Sollten wir uns vom "Heidentum"
verabschieden ?
I.
Als ich Anfang der Achtziger Jahre
die ersten "Heiden" kennenlernte, waren die Hoffnungen auf einen Beitrag
der heidnischen Bewegung zur Veränderung des gesellschaftlichen Lebens
noch nahezu grenzenlos. Eine zweifache Befreiung der Heiden und aller anderen
Menschen schien sich anzukündigen, die von einem allgemeinen Aufschwung
der New-Age-Euphorie getragen wurde: Einmal die Loslösung von einer
zweitausendjährigen Epoche kirchlicher Unterdrückung, die mit
einer Wiedergeburt uralter vorchristlicher Kulturen Europas einherzugehen
schien.
Und zum andern die Überwindung
der schädlichen Folgen einer technischen und städtischen Zivilisation,
die in unserer Empfindung als Barriere zwischen dem Menschen und einer
"reinen" und "ursprünglichen" Natur erwachsen war.

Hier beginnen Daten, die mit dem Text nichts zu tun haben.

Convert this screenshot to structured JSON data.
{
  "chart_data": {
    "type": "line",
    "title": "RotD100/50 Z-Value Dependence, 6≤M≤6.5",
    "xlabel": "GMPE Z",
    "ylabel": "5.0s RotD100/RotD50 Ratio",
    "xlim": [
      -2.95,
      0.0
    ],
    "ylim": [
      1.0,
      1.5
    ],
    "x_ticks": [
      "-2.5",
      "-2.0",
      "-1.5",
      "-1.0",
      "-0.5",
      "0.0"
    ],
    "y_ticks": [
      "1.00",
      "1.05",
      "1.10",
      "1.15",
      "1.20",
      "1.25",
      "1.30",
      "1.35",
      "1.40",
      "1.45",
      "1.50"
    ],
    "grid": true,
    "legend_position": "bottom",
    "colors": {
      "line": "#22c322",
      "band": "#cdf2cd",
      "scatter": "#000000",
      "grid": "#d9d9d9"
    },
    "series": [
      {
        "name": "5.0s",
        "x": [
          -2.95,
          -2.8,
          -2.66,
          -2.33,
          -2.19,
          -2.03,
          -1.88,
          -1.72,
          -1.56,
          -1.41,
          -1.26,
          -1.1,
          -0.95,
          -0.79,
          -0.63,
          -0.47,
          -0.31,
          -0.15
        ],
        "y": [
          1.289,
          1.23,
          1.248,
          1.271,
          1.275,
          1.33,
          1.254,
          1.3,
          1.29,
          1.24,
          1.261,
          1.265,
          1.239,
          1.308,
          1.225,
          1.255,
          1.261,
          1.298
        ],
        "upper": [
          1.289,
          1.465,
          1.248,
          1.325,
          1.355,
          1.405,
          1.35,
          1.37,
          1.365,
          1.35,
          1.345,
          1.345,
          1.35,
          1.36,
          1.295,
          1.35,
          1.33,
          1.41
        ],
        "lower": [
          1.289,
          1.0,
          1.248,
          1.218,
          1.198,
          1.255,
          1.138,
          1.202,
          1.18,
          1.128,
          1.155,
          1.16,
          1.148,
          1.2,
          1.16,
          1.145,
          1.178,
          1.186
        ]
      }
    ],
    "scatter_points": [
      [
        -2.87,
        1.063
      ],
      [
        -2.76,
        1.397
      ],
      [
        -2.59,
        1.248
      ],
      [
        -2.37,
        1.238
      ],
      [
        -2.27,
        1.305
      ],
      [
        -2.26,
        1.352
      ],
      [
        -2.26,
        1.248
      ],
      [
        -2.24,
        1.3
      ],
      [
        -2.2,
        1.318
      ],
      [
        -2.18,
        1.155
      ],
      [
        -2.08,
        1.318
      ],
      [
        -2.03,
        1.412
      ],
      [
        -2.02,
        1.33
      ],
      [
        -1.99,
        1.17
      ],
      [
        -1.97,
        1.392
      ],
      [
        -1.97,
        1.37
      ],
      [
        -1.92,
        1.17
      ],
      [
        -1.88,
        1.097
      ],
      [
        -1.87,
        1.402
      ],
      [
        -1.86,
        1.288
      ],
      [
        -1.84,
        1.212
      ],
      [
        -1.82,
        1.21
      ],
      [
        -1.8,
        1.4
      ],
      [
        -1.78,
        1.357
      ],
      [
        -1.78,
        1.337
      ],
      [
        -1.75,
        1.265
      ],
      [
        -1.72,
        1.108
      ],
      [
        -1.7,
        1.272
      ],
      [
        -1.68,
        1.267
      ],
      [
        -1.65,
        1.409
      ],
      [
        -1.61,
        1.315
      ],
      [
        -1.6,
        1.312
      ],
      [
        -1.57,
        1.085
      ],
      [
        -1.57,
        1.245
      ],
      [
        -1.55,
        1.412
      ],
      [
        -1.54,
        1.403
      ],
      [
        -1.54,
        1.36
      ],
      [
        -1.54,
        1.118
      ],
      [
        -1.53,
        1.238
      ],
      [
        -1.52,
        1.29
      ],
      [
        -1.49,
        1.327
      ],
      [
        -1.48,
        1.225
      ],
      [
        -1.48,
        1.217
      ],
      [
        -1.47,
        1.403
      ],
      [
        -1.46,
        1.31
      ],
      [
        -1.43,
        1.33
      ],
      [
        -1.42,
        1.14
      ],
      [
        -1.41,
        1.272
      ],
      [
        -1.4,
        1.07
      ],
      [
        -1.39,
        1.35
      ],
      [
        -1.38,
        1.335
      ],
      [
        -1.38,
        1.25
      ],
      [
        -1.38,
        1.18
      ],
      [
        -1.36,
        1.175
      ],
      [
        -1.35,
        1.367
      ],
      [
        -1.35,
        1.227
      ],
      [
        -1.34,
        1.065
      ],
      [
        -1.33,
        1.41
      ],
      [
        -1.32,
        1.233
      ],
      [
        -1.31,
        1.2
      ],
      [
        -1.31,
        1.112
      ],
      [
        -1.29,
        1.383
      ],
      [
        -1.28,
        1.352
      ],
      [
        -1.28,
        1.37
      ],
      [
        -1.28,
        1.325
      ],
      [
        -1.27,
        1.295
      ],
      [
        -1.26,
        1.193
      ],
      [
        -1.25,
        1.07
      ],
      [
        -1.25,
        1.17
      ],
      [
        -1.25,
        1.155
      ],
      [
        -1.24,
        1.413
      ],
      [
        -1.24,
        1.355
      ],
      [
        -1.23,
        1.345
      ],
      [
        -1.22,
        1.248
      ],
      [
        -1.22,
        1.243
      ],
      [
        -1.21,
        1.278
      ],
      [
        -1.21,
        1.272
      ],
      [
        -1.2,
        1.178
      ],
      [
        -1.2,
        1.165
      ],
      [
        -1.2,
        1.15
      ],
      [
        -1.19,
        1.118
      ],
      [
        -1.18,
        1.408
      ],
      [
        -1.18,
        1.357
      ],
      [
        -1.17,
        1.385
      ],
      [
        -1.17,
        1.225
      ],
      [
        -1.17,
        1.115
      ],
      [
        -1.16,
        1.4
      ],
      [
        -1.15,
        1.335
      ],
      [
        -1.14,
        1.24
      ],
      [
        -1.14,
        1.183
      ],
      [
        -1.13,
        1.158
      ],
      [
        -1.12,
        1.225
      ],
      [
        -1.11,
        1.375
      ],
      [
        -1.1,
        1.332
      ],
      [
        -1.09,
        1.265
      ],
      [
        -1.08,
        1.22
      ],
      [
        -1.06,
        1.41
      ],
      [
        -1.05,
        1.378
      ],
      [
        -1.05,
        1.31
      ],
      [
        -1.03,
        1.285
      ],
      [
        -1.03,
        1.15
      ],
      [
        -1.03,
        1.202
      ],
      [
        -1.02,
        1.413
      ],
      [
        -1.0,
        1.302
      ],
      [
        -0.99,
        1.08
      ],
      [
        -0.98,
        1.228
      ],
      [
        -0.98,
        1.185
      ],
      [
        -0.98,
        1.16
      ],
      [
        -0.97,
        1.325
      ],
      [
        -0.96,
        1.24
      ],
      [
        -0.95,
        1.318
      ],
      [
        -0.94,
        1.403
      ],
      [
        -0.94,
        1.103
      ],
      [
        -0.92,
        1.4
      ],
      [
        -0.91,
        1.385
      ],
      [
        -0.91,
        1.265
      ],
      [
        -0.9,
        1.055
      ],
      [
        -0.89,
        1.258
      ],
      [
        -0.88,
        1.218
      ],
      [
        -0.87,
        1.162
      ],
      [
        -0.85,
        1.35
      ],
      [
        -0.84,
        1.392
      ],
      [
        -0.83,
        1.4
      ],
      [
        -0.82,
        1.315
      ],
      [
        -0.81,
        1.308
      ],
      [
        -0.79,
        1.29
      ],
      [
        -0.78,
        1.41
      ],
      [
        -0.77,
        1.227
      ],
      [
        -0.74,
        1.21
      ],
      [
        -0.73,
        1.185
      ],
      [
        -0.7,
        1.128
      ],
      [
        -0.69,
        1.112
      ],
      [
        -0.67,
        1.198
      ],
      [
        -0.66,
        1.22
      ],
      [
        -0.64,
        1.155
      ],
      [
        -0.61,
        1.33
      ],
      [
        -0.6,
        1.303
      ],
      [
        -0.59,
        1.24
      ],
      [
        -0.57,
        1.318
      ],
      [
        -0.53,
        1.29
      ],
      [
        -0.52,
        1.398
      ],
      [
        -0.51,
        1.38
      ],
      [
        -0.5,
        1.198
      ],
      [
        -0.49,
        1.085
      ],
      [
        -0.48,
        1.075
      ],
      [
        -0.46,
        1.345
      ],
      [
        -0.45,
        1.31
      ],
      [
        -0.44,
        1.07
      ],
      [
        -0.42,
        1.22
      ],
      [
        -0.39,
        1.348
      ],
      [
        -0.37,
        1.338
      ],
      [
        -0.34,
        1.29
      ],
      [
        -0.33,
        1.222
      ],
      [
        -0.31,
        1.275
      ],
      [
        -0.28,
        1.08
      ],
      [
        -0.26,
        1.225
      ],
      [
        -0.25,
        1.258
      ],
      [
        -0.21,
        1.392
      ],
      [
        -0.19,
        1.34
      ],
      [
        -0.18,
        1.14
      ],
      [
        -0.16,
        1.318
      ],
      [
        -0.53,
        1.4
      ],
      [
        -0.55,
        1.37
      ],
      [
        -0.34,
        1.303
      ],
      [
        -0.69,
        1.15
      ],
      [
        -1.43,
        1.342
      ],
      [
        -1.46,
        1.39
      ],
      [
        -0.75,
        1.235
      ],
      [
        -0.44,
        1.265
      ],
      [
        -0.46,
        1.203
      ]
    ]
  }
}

Wir werden uns nun, nach nahezu
zwanzig Jahren, die Frage stellen dürfen, was aus all diesen Hoffnungen
geworden ist. Und wenn wir das betrachten, was sich uns als Realität
unseres Lebens, der Kultur und Politik darbietet, gewinnen wir keinen besonders
günstigen Eindruck.
Unser Eindruck von der Welt, wie
sie sich seitdem entwickelt hat und von der Rolle der "heidnischen Bewegung"
darin ist eher katastrophaler Natur.
Schauen wir uns in Form einer persönlichen
Momentaufnahme zunächst einmal diese Bewegung an, die vielleicht nie
eine war.
Vor rund 15 Jahren in Berlin, wo
ich mit verschiedenen Leuten eine heidnische Gruppe gründete, waren
darunter die Vertreter der verschiedensten heidnischen Richtungen. Es waren
Anhänger einer germanischen Religion, die sich ihre Weisheit aus der
Edda holten. Es waren völkische Heiden, die bemüht waren, ihrer
faschistischen Ideologie eine spirituelle Unterfütterung zu verpassen.
Es waren Leute, die sich für volkstümliches Brauchtum interessierten
und es waren Menschen, die sich einer alten Religion der Hexen verbunden
fühlten. Als wir gemeinsam ein Ritual der Wintersonnenwende zelebrierten,
das von einem Exponenten des Hexenkults geleitet wurde, kam es zum Eklat.
In diesem Ritual hatte er sich mit einem Gott aus der germanischen Mythologie
identifiziert und diese Form von Einswerdung auch sehr dramatisch und lebendig
zum Ausdruck gebracht.
Der Vorwurf lautete auf Blasphemie,
die in der "Anmaßung" einer solchen Identifikation läge und
wurde in einem sich sofort in zwei Lager formierenden Auditorium sowohl
bekräftigt als auch heftig befehdet.
Die zwei Grundeinstellungen, die
in dieser Fehde zum Ausdruck kamen, sind kurz umschrieben: Während
die Einen eher ein mystisches Verhältnis von größter Nähe
zu den alten Göttern erstrebten, standen die andern in starrer Unterwürfigkeit
verbunden mit allergrößter Angst vor den Folgen ihres Frevels
vor jenen Gestalten.
Am Schlimmsten war der Vorwurf,
der gerade sehr strenge Winter, bei dem Temperaturen von weit unter Minus
20 Grad herrschten, und bei dem einige alte Leute in ihren Wohnungen erfroren
waren, sei die direkte Auswirkung dieses frevelhaften Rituals gewesen.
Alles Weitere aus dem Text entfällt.